Fund economists Tobias Adrian, Fabio Natalucci and Thomas Piontek have published a new blog post highlighting some fairly alarming trends.

"We warned in the most recent Global Financial Stability Report that speculative excesses in some financial markets may be approaching a threatening level. 

For evidence, look no further than the $1.3 trillion global market for so-called leverage loans, which has some analysts and academics sounding the alarm on a dangerous deterioration in lending standards. They have a point.

"This growing segment of the financial world involves loans, usually arranged by a syndicate of banks, to companies that are heavily indebted or have weak credit ratings. These loans are called 'leveraged' because the ratio of the borrower’s debt to assets or earnings significantly exceeds industry norms." 

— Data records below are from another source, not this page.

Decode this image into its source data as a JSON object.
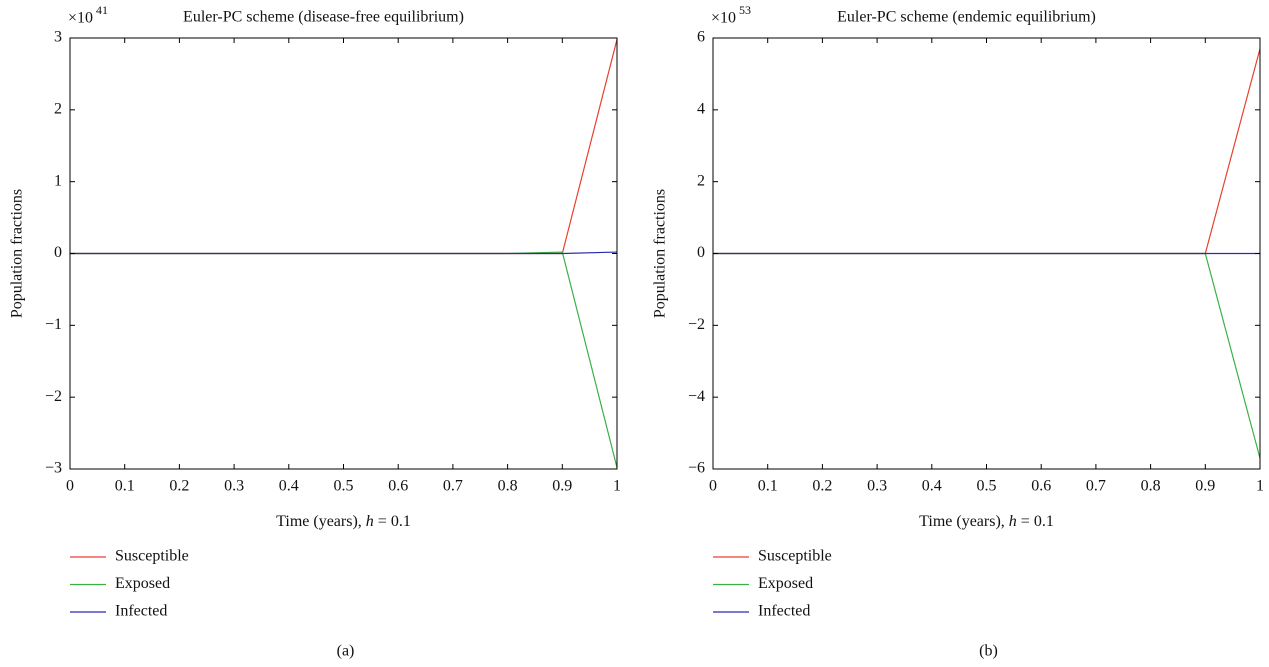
{
  "chart_data": [
    {
      "type": "line",
      "title": "Euler-PC scheme (disease-free equilibrium)",
      "scale_base": "×10",
      "scale_exponent": "41",
      "x_label_parts": [
        "Time (years), ",
        "h",
        " = 0.1"
      ],
      "y_label": "Population fractions",
      "panel_label": "(a)",
      "x": [
        0,
        0.1,
        0.2,
        0.3,
        0.4,
        0.5,
        0.6,
        0.7,
        0.8,
        0.9,
        1
      ],
      "series": [
        {
          "name": "Susceptible",
          "color": "#e8412c",
          "values": [
            0,
            0,
            0,
            0,
            0,
            0,
            0,
            0,
            0,
            0,
            2.98
          ]
        },
        {
          "name": "Exposed",
          "color": "#3bb143",
          "values": [
            0,
            0,
            0,
            0,
            0,
            0,
            0,
            0,
            0,
            0.02,
            -2.98
          ]
        },
        {
          "name": "Infected",
          "color": "#2b2bb0",
          "values": [
            0,
            0,
            0,
            0,
            0,
            0,
            0,
            0,
            0,
            0,
            0.02
          ]
        }
      ],
      "xlim": [
        0,
        1
      ],
      "xticks": [
        0,
        0.1,
        0.2,
        0.3,
        0.4,
        0.5,
        0.6,
        0.7,
        0.8,
        0.9,
        1
      ],
      "ylim": [
        -3,
        3
      ],
      "yticks": [
        {
          "value": -3,
          "label": "−3"
        },
        {
          "value": -2,
          "label": "−2"
        },
        {
          "value": -1,
          "label": "−1"
        },
        0,
        1,
        2,
        3
      ]
    },
    {
      "type": "line",
      "title": "Euler-PC scheme (endemic equilibrium)",
      "scale_base": "×10",
      "scale_exponent": "53",
      "x_label_parts": [
        "Time (years), ",
        "h",
        " = 0.1"
      ],
      "y_label": "Population fractions",
      "panel_label": "(b)",
      "x": [
        0,
        0.1,
        0.2,
        0.3,
        0.4,
        0.5,
        0.6,
        0.7,
        0.8,
        0.9,
        1
      ],
      "series": [
        {
          "name": "Susceptible",
          "color": "#e8412c",
          "values": [
            0,
            0,
            0,
            0,
            0,
            0,
            0,
            0,
            0,
            0,
            5.7
          ]
        },
        {
          "name": "Exposed",
          "color": "#3bb143",
          "values": [
            0,
            0,
            0,
            0,
            0,
            0,
            0,
            0,
            0,
            0,
            -5.7
          ]
        },
        {
          "name": "Infected",
          "color": "#2b2bb0",
          "values": [
            0,
            0,
            0,
            0,
            0,
            0,
            0,
            0,
            0,
            0,
            0
          ]
        }
      ],
      "xlim": [
        0,
        1
      ],
      "xticks": [
        0,
        0.1,
        0.2,
        0.3,
        0.4,
        0.5,
        0.6,
        0.7,
        0.8,
        0.9,
        1
      ],
      "ylim": [
        -6,
        6
      ],
      "yticks": [
        {
          "value": -6,
          "label": "−6"
        },
        {
          "value": -4,
          "label": "−4"
        },
        {
          "value": -2,
          "label": "−2"
        },
        0,
        2,
        4,
        6
      ]
    }
  ]
}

Adrian, a former New York Fed economist and now Director of the Monetary and Capital Markets Department, alluded to some of these risks during a presentation at the CATO Institute’s 36th Annual Monetary Conference held last Thursday in Washington.

"With interest rates extremely low for years and with ample money flowing though the financial system, yield-hungry investors are tolerating ever-higher levels of risk and betting on financial instruments that, in less speculative times, they might sensibly shun," Adrian and his colleagues write.

"Speculative-grade companies have been eager to load up on cheap debt. Globally, new issuance of leveraged loans hit a record $788 billion in 2017, surpassing the pre-crisis high of $762 billion in 2007. The United States was by far the largest market last year, accounting for $564 billion of new loans.

It’s not just the market’s size and scope but also its increasingly loose underwriting standards, reminiscent of the mortgage market before the 2008 crash. "It is not only the sheer volume of debt that is causing concern. Underwriting standards and credit quality have deteriorated," the report said.

Another 2008-ish trend—the kind of "risk-spreading" and asset resale that ended in tears last time around.

"A significant shift in the investor base is another reason for worry.

“Institutions now hold about $1.1 trillion of leveraged loans in the United States, almost double the pre-crisis level. That compares with $1.2 trillion in high yield, or junk bonds, outstanding. Such institutions include loan mutual funds, insurance companies, pension funds, and collateralized loan obligations (CLOs), which package loans and then resell them to still other investors. CLOs buy more than half of overall leveraged loan issuance in the United States."

The sobering conclusion: “Having learned a painful lesson a decade ago about unforeseen threats to the financial system, policymakers should not overlook another potential threat.”

It sounds nice in theory. However, Federal Reserve officials have few tools—and have sought any new ones—does grapple with potential risks in the so-called shadow-banking system, which operates outside the part of the financial system it regulates. This gap may yet prove the gateway to the next financial crisis.